Carol Kulesha, mayor of the Village of Queen Charlotte, recognized the late response too, “There was a delay,” though similarly to Kendall, said that, “But we didn’t depend on that. We got notification directly from the source. We understand we’re remote and that no one is going to come in the beginning to take care of us. We just put our plan into effect.”
Justice Minister Shirley Bond didn’t seem overly concerned about the response. “We’re continuing to analyse the response as we work our way through the day. Local authorities responded well, and their emergency plans seem to have worked well.” She would continue, “Obviously, minutes and hours matter when there is a potential catastrophic event, so what I want to do is refine the process so that we do that as well as we possibly can.”
Chris Duffy, executive director of operations with EMBC, was quick to defend actions taken by the response team, “Their first notification was from Mother Nature and that was when the ground shook violently.”
He also noted that, “To say that folks on Haida Gwaii didn’t get information and didn’t get contacted is not quite a fair characterization of what occurred.
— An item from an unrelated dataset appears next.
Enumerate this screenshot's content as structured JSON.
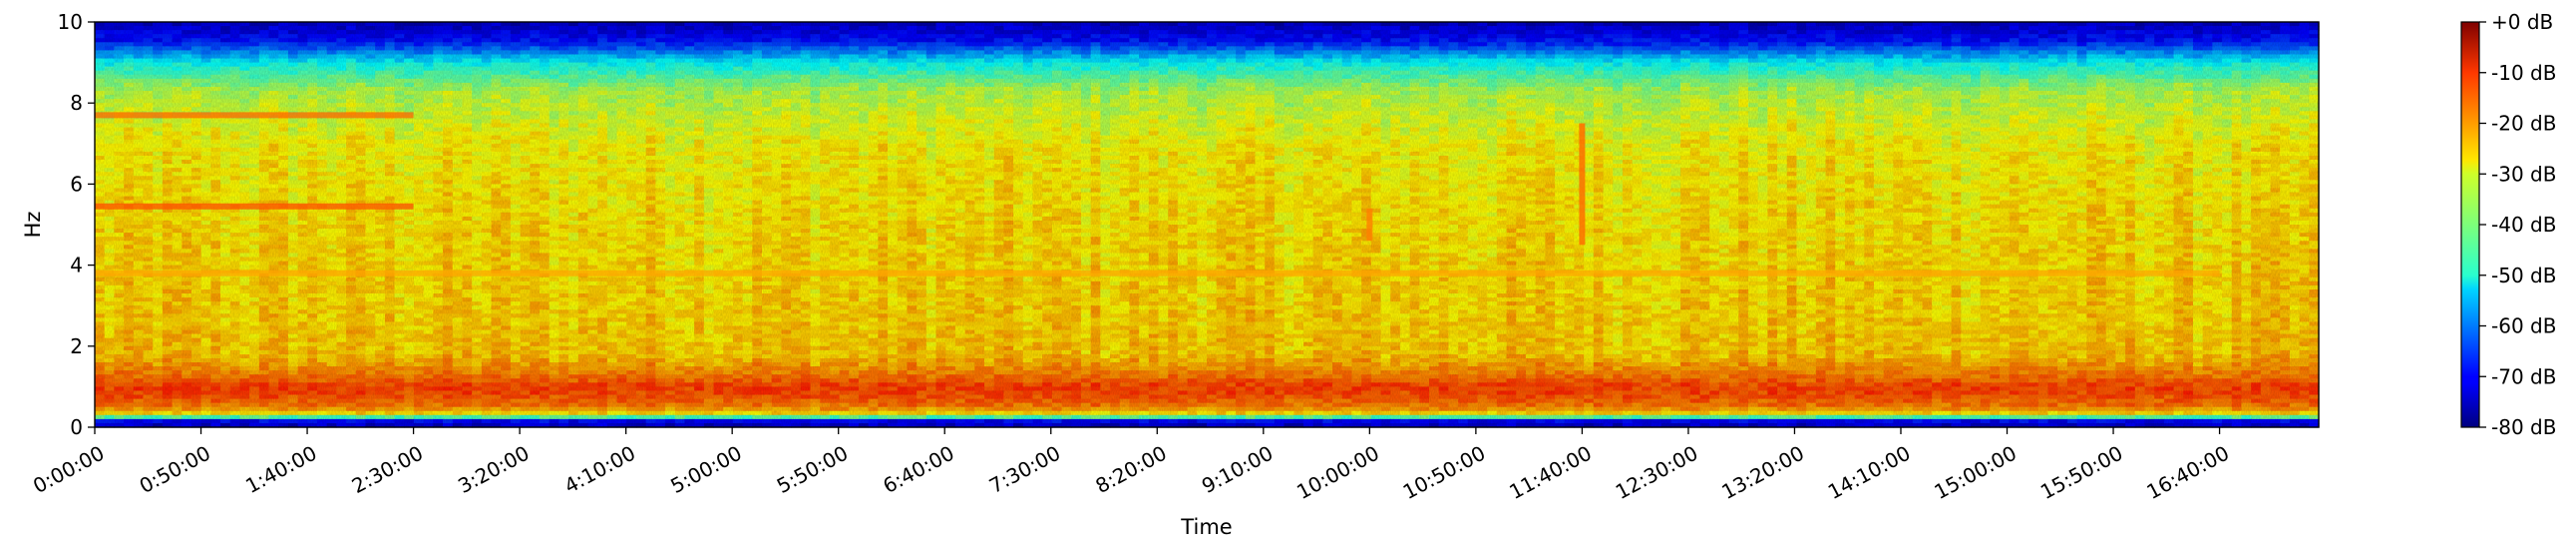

They had the initial ground shake and took action. They certainly had contact from my staff within minutes.”
Duffy said that there was an email sent out to various communities and agencies about the tsunami warning 12 minutes after the quake, and doesn’t know why some areas didn’t receive official word for an hour after the fact.
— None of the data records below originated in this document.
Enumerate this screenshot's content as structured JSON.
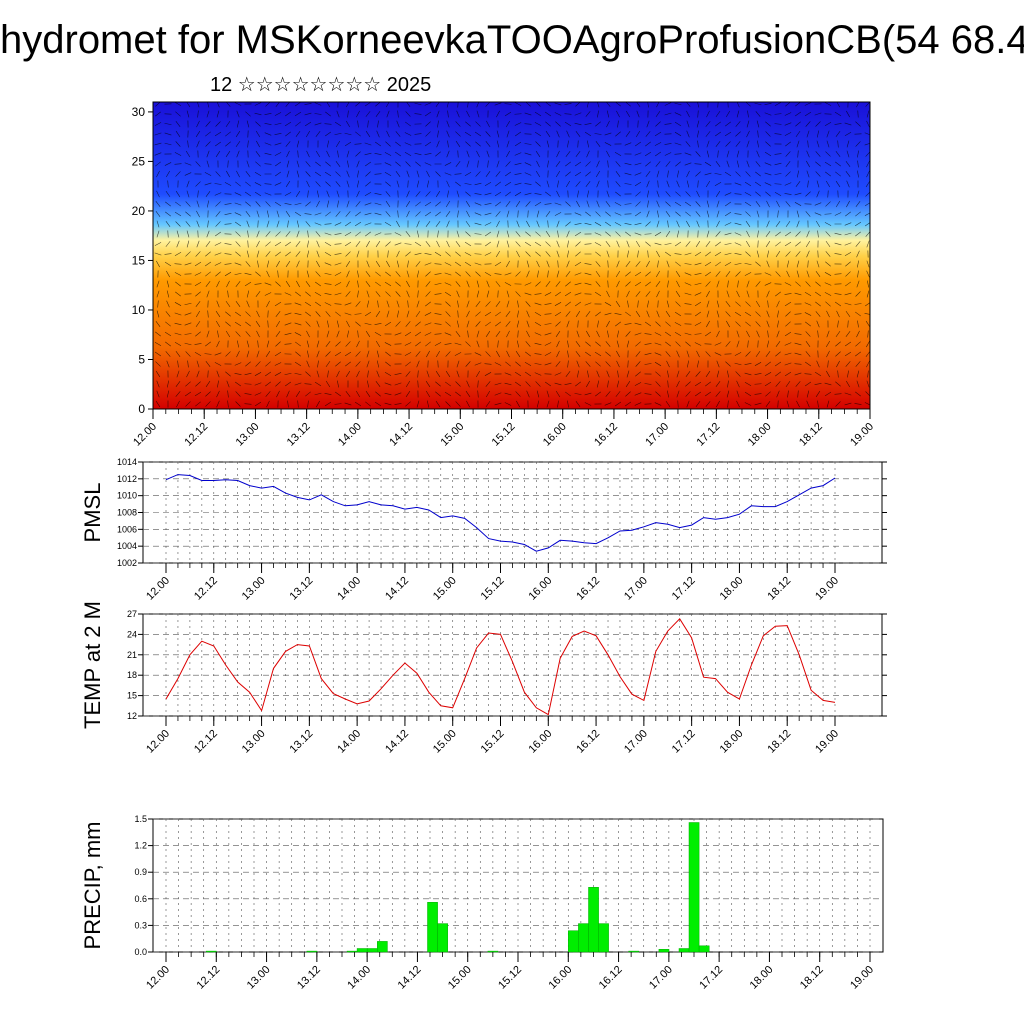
{
  "title": "hydromet for MSKorneevkaTOOAgroProfusionCB(54 68.4",
  "subtitle": "12 ☆☆☆☆☆☆☆☆ 2025",
  "x_tick_labels": [
    "12.00",
    "12.12",
    "13.00",
    "13.12",
    "14.00",
    "14.12",
    "15.00",
    "15.12",
    "16.00",
    "16.12",
    "17.00",
    "17.12",
    "18.00",
    "18.12",
    "19.00"
  ],
  "chart_data": [
    {
      "type": "heatmap",
      "title": "",
      "xlabel": "",
      "ylabel": "",
      "ylim": [
        0,
        31
      ],
      "yticks": [
        0,
        5,
        10,
        15,
        20,
        25,
        30
      ],
      "colormap": [
        "#d40000",
        "#f26a00",
        "#ffd24a",
        "#66c8ff",
        "#1f4cff",
        "#1a10d8"
      ],
      "overlay": "wind vectors"
    },
    {
      "type": "line",
      "ylabel": "PMSL",
      "ylim": [
        1002,
        1014
      ],
      "yticks": [
        1002,
        1004,
        1006,
        1008,
        1010,
        1012,
        1014
      ],
      "color": "#0000cc",
      "series": [
        {
          "values": [
            1011.9,
            1012.5,
            1012.4,
            1011.8,
            1011.8,
            1011.9,
            1011.8,
            1011.2,
            1010.9,
            1011.1,
            1010.3,
            1009.8,
            1009.5,
            1010.1,
            1009.3,
            1008.8,
            1008.9,
            1009.3,
            1008.9,
            1008.8,
            1008.4,
            1008.6,
            1008.3,
            1007.4,
            1007.6,
            1007.3,
            1006.2,
            1004.9,
            1004.6,
            1004.5,
            1004.2,
            1003.4,
            1003.8,
            1004.7,
            1004.6,
            1004.4,
            1004.3,
            1005.0,
            1005.8,
            1005.9,
            1006.3,
            1006.8,
            1006.6,
            1006.2,
            1006.5,
            1007.4,
            1007.2,
            1007.4,
            1007.8,
            1008.8,
            1008.7,
            1008.7,
            1009.3,
            1010.1,
            1010.9,
            1011.2,
            1012.1
          ]
        }
      ]
    },
    {
      "type": "line",
      "ylabel": "TEMP at 2 M",
      "ylim": [
        12,
        27
      ],
      "yticks": [
        12,
        15,
        18,
        21,
        24,
        27
      ],
      "color": "#dd0000",
      "series": [
        {
          "values": [
            14.5,
            17.5,
            21,
            23,
            22.3,
            19.5,
            17,
            15.5,
            12.8,
            19,
            21.5,
            22.5,
            22.3,
            17.5,
            15.3,
            14.5,
            13.8,
            14.2,
            16,
            18,
            19.8,
            18.3,
            15.5,
            13.5,
            13.2,
            17.5,
            22,
            24.2,
            24,
            20,
            15.5,
            13.2,
            12.2,
            20.5,
            23.7,
            24.5,
            23.8,
            21,
            17.8,
            15.2,
            14.3,
            21.5,
            24.5,
            26.3,
            23.5,
            17.7,
            17.5,
            15.5,
            14.5,
            19.5,
            23.8,
            25.2,
            25.3,
            21,
            15.8,
            14.3,
            14
          ]
        }
      ]
    },
    {
      "type": "bar",
      "ylabel": "PRECIP, mm",
      "ylim": [
        0,
        1.5
      ],
      "yticks": [
        "0.0",
        "0.3",
        "0.6",
        "0.9",
        "1.2",
        "1.5"
      ],
      "color": "#00ee00",
      "values": [
        0,
        0,
        0,
        0,
        0,
        0.01,
        0,
        0,
        0,
        0,
        0,
        0,
        0,
        0,
        0,
        0.01,
        0,
        0,
        0,
        0.01,
        0.04,
        0.04,
        0.12,
        0,
        0,
        0,
        0,
        0.56,
        0.32,
        0,
        0,
        0,
        0,
        0.01,
        0,
        0,
        0,
        0,
        0,
        0,
        0,
        0.24,
        0.32,
        0.73,
        0.32,
        0,
        0,
        0.01,
        0,
        0,
        0.03,
        0,
        0.04,
        1.46,
        0.07,
        0,
        0,
        0,
        0,
        0,
        0,
        0,
        0,
        0,
        0,
        0,
        0,
        0,
        0,
        0
      ]
    }
  ]
}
As for the timing of the tsunami tweet, Duffy commented, “I am not a social media expert. Our social media staff are also asked to make sure they send out accurate information and to cross-check with senior duty managers.” He would finish with an acknowledgement that there is room for improvement though, “Certainly, anytime after hours there is going to be some pressure to make sure they have communication. In a disaster, we can always look to improve and do things faster.”